Abaricia could not yet comment as to how the closure will affect its workers. “There is no specific number yet because there is no final org chart. But there are 210 plus staff in the refinery,” he said, when asked how many PSPC employees will be affected.
Abad commented that any change in company strategy depends on various factors affecting the rationalization of facility operation. Usually, he said, these changes are necessary to maximize the company’s global asset portfolio and profit.
“So that is largely a company policy, which the DOE respects. The DOE has always supported the downstream oil industry—not only Shell or Petron—to pave the way for them to continue doing business without much interference from the government which may adversely affect their operation; however these [forms of] assistance are limited likewise by the laws that govern a deregulated industry,” said Abad in a text message.
Net loss
PSPC said it is making strategic choices to secure the long-term sustainability of its business and thrive in both the ongoing energy transition and the new normal.
It narrowed its net loss in the second quarter to P1.2 billion from P5.5 billion in the first quarter this year, as crude oil and product prices slightly improved and stabilized. The company booked a total net loss of P6.7 billion in the first six months of the year.
Despite seeing volume and earnings recovery in the months of May and June, the company remains cautious given the spike of Covid-infected cases in the country and the consequent decision to place Metro Manila, Bulacan, Cavite, Laguna and Rizal under modified enhanced community quarantine (MECQ) again.
To ensure the company remains financially resilient, and to preserve cash, the board of directors of PSPC has decided to cancel dividend payouts for 2019 financial results.
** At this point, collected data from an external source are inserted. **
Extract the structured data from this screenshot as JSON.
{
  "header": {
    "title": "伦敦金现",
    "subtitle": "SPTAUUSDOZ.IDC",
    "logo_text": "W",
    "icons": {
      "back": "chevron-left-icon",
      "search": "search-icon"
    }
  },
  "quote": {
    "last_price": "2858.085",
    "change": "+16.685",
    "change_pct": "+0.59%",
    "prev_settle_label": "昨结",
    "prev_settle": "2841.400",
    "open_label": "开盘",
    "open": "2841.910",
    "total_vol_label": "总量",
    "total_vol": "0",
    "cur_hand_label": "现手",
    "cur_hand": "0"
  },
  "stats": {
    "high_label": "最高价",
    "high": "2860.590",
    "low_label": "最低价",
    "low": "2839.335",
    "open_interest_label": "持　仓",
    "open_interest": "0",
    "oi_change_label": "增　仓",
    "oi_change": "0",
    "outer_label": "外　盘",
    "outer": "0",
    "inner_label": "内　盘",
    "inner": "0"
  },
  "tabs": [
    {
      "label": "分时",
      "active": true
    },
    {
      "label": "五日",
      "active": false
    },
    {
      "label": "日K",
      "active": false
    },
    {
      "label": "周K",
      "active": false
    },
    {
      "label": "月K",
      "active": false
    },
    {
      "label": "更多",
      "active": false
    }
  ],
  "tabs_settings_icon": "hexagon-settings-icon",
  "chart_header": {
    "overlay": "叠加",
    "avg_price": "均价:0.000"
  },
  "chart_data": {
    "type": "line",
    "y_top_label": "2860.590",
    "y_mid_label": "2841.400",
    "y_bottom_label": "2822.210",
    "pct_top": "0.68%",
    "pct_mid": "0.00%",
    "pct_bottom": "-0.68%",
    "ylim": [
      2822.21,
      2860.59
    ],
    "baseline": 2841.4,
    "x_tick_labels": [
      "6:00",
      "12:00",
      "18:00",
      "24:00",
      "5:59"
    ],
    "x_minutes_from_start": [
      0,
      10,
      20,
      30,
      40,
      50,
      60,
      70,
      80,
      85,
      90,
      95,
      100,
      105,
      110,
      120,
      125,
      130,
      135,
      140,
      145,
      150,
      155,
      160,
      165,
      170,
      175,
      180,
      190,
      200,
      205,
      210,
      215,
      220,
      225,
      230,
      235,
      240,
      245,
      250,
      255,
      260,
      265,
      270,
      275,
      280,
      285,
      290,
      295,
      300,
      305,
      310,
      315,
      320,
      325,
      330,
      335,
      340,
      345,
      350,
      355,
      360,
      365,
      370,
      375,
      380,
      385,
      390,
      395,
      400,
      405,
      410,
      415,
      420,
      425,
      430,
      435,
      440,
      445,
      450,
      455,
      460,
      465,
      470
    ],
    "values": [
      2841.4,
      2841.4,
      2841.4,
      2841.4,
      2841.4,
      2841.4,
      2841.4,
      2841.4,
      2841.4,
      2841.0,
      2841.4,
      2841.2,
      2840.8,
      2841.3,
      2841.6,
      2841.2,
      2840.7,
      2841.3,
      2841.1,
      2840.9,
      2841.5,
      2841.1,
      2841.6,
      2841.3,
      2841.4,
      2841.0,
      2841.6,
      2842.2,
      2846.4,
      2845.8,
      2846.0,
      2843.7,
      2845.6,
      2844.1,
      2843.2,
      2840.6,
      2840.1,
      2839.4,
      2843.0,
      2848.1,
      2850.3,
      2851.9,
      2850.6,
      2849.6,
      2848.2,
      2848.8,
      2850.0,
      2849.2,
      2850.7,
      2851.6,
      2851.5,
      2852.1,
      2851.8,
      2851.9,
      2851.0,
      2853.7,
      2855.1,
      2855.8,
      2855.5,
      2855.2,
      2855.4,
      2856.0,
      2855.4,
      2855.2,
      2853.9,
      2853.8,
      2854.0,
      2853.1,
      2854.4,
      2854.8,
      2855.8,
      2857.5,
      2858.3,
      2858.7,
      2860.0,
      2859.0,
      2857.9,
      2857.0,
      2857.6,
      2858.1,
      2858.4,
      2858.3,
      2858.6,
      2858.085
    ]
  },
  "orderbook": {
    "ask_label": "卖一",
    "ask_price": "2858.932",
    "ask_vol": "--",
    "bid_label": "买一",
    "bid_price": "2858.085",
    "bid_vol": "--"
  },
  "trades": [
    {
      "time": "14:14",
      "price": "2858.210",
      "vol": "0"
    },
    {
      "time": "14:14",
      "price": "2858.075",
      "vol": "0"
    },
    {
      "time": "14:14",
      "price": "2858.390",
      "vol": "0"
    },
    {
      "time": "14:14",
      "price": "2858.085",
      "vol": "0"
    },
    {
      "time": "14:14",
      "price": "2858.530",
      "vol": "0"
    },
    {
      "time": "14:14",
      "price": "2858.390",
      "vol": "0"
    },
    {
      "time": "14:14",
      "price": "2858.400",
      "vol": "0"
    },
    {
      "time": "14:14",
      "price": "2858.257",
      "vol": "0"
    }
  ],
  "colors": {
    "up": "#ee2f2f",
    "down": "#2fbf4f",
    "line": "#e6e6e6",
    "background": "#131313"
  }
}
“We are committed to make the right sustainable decisions now to protect our shareholders for the long term,” said Romero. “The pandemic has definitely posed some challenges, but we have a strong balance sheet, retained earnings, and a reasonable gearing of 40 percent. We intend to maintain financial resilience.”
To date, the company has been making headway in its cash preservation efforts to deliver sustainable cash flow, achieving a total of P1.3 billion (P800 million in operating expenditures and P500 million in capital expenditures) against the P2-billion savings target for 2020.
Petron refinery
Meanwhile, Petron Corporation president Ramon Ang said its refinery in Bataan will resume operations on September 1.
“We have advised the Department of Energy that we are now doing preparatory work at the Petron Bataan Refinery, for the resumption of operations on September 1,” said Ang.
He said the Covid-19 pandemic has greatly affected the Philippine fuel industry and that no one is immune to its adverse economic impact.
“Even Petron Corporation has not been spared but we continue to be committed to serving Filipinos and doing our part in helping our country and economy manage the setbacks.
“Moving forward, we will work to ensure our operations are efficient, maintain high product and service quality levels, protect the jobs of our employees in every way we can, and continue to be a long-term partner in our country’s recovery and growth,” said Ang.